The cumulative flows of $22.83 billion for April-November have crossed the $19.43 billion in 2010-11, according to officials. Analysts said if the trend continued, FDI in the current financial year would well cross $30 billion, a development that will have a positive effect on the rupee in the foreign exchange market.
In the face of selling pressures in the stock market from foreign institutional investors and a rising trade deficit, the rupee has declined by about 15 per cent since August. The improvement in FDI inflows in November comes after two months of a declining trend. The country had received $1.62 billion overseas investment in November 2010. In September and October, the inflows were down by 16.5 per cent and 50 per cent year-on-year, respectively.
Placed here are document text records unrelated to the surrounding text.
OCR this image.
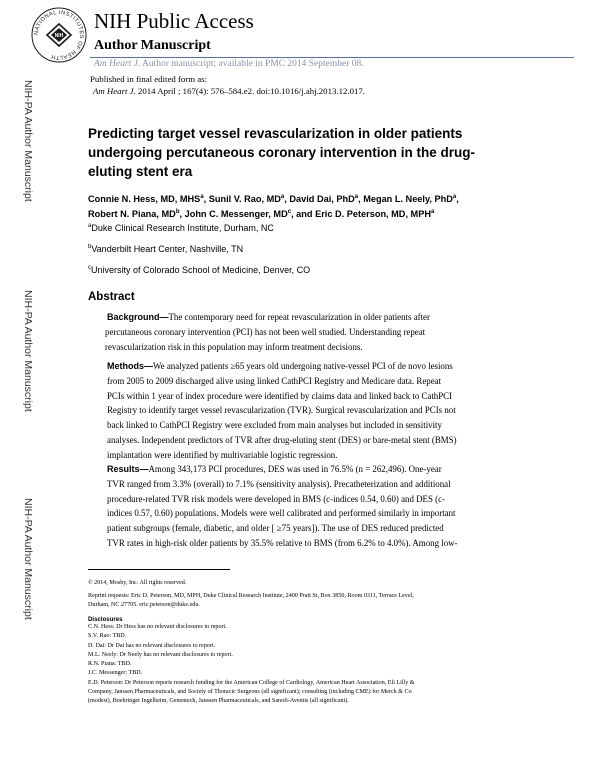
NATIONAL INSTITUTES OF HEALTH
NIH
NIH Public Access
Author Manuscript
Am Heart J. Author manuscript; available in PMC 2014 September 08.
Published in final edited form as:
Am Heart J. 2014 April ; 167(4): 576–584.e2. doi:10.1016/j.ahj.2013.12.017.
NIH-PA Author Manuscript
NIH-PA Author Manuscript
NIH-PA Author Manuscript
Predicting target vessel revascularization in older patients
undergoing percutaneous coronary intervention in the drug-
eluting stent era
Connie N. Hess, MD, MHS$^a$, Sunil V. Rao, $MD^a$, David Dai, PhD$^a$, Megan L. Neely, PhD$^a$,
Robert N. Piana, $MD^b$, John C. Messenger, $MD^c$, and Eric D. Peterson, MD, MPH$^a$
$^a$Duke Clinical Research Institute, Durham, NC
$^b$Vanderbilt Heart Center, Nashville, TN
$^c$University of Colorado School of Medicine, Denver, CO
Abstract
Background—The contemporary need for repeat revascularization in older patients after
percutaneous coronary intervention (PCI) has not been well studied. Understanding repeat
revascularization risk in this population may inform treatment decisions.
Methods—We analyzed patients ≥65 years old undergoing native-vessel PCI of de novo lesions
from 2005 to 2009 discharged alive using linked CathPCI Registry and Medicare data. Repeat
PCIs within 1 year of index procedure were identified by claims data and linked back to CathPCI
Registry to identify target vessel revascularization (TVR). Surgical revascularization and PCIs not
back linked to CathPCI Registry were excluded from main analyses but included in sensitivity
analyses. Independent predictors of TVR after drug-eluting stent (DES) or bare-metal stent (BMS)
implantation were identified by multivariable logistic regression.
Results—Among 343,173 PCI procedures, DES was used in 76.5% (n = 262,496). One-year
TVR ranged from 3.3% (overall) to 7.1% (sensitivity analysis). Precatheterization and additional
procedure-related TVR risk models were developed in BMS (c-indices 0.54, 0.60) and DES (c-
indices 0.57, 0.60) populations. Models were well calibrated and performed similarly in important
patient subgroups (female, diabetic, and older [ ≥75 years]). The use of DES reduced predicted
TVR rates in high-risk older patients by 35.5% relative to BMS (from 6.2% to 4.0%). Among low-
© 2014, Mosby, Inc. All rights reserved.
Reprint requests: Eric D. Peterson, MD, MPH, Duke Clinical Research Institute, 2400 Pratt St, Box 3850, Room 0311, Terrace Level,
Durham, NC 27705. eric.peterson@duke.edu.
Disclosures
C.N. Hess: Dr Hess has no relevant disclosures to report.
S.V. Rao: TBD.
D. Dai: Dr Dai has no relevant disclosures to report.
M.L. Neely: Dr Neely has no relevant disclosures to report.
R.N. Piana: TBD.
J.C. Messenger: TBD.
E.D. Peterson: Dr Peterson reports research funding for the American College of Cardiology, American Heart Association, Eli Lilly &
Company, Janssen Pharmaceuticals, and Society of Thoracic Surgeons (all significant); consulting (including CME) for Merck & Co
(modest), Boehringer Ingelheim, Genentech, Janssen Pharmaceuticals, and Sanofi-Aventis (all significant).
During the April-November period, FDI was up by 62.81 per cent from $14.02 billion a year ago. “At this rate we would be able to cross $30 billion figure by end of the current fiscal,” the official added.
In 2010-11, FDI into equity had dipped 25 per cent to $19.43 billion, from $25.6 billion in 2009-10. In 2008-09, FDI stood at $27.3 billion.
Mauritius, Singapore, the US, the UK, the Netherlands, Japan, Germany and the UAE are major sources of FDI for India.
Sectors that attracted the maximum funds include services, construction activities, power, computers and hardware, talcum and housing and real estate.